Limitations & Future Work

  • Author Acknowledgments: (1) Recursive estimation of Total Correlation for multivariate MI remains a hard problem in high dimensions; (2) LWS currently uses only first-order (pairwise) topology info; future work could incorporate higher-order motifs or triangle patterns.
  • Additional Limitations: (1) The attack assumes the decision agent will faithfully execute constraints; prompt sanitization or output truncation could mitigate this; (2) Evaluation focused on small-scale MAS (5–7 nodes); stability and efficiency on large-scale topologies (100+ nodes) remain unverified; (3) Only single-round reasoning tasks were covered; multi-round interactive MAS (e.g., RL agents) are not yet addressed.
  • Improvement Ideas: (1) Prompt-level defenses such as reasoning trace masking or output normalization; (2) Introducing agent profile diversity to reduce global bias by avoiding shared base LLMs; (3) Adding "anti-inference regularization" during topology generation to decouple semantic correlation from actual connectivity.
  • vs.

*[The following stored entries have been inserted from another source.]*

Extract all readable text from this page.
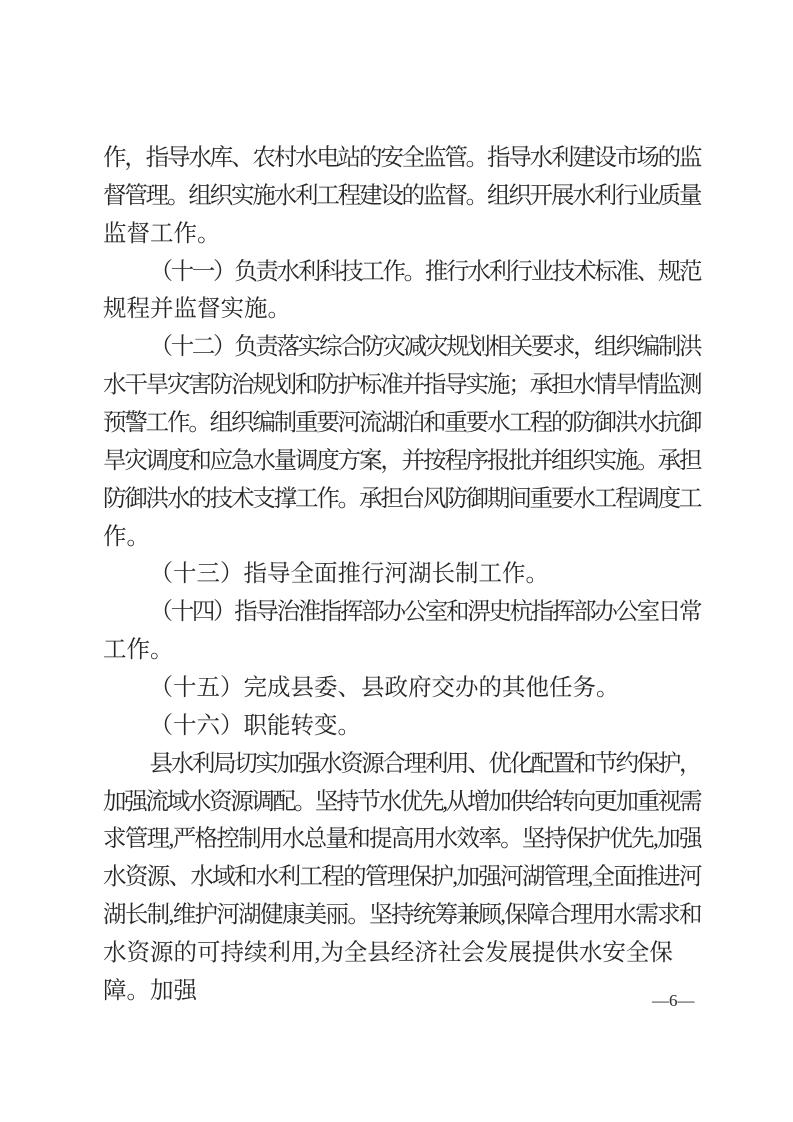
作，指导水库、农村水电站的安全监管。指导水利建设市场的监
督管理。组织实施水利工程建设的监督。组织开展水利行业质量
监督工作。
（十一）负责水利科技工作。推行水利行业技术标准、规范
规程并监督实施。
（十二）负责落实综合防灾减灾规划相关要求，组织编制洪
水干旱灾害防治规划和防护标准并指导实施；承担水情旱情监测
预警工作。组织编制重要河流湖泊和重要水工程的防御洪水抗御
旱灾调度和应急水量调度方案，并按程序报批并组织实施。承担
防御洪水的技术支撑工作。承担台风防御期间重要水工程调度工
作。
（十三）指导全面推行河湖长制工作。
（十四）指导治淮指挥部办公室和淠史杭指挥部办公室日常
工作。
（十五）完成县委、县政府交办的其他任务。
（十六）职能转变。
县水利局切实加强水资源合理利用、优化配置和节约保护，
加强流域水资源调配。坚持节水优先,从增加供给转向更加重视需
求管理,严格控制用水总量和提高用水效率。坚持保护优先,加强
水资源、水域和水利工程的管理保护,加强河湖管理,全面推进河
湖长制,维护河湖健康美丽。坚持统筹兼顾,保障合理用水需求和
水资源的可持续利用,为全县经济社会发展提供水安全保障。加强	—6—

G-Designer / AGP / ARG-Designer (Topology Design): These are the targets; the paper reveals their privacy vulnerabilities, motivating the new direction of "robust topology design."
  • vs. Prompt Infection / Communication Tampering (MAS Adversarial Attacks): Previous works focused on inducing incorrect outputs ("availability violation"), whereas this work focuses on topology leakage ("confidentiality violation")—a different layer of attack.
  • vs. Link Inference Attack (Graph Privacy): Traditional attacks require prediction posteriors/gradients; CIA achieves similar goals under pure-text black-box constraints, proving reasoning traces are high-quality sources of topological signals.
  • vs. Domain Separation Networks (Bousmalis 2016): GBD's dual-encoder structure draws from DSN's private/shared decomposition but replaces task domain adaptation with "global spurious correlation removal" and uses MI instead of difference loss.

Rating

  • Novelty: ⭐⭐⭐⭐⭐ First black-box MAS topology inversion attack; defines a new direction in MAS privacy.
  • Experimental Thoroughness: ⭐⭐⭐⭐ 3 frameworks × 4 datasets + 4 LLM baselines + multiple ablations; limited by small topology scale.
  • Writing Quality: ⭐⭐⭐⭐⭐ Logical progression from intuition to constraint design and information-theoretic modeling.
  • Value: ⭐⭐⭐⭐⭐ Highlights a severely underestimated privacy risk and drives developments in IP protection and agent defense.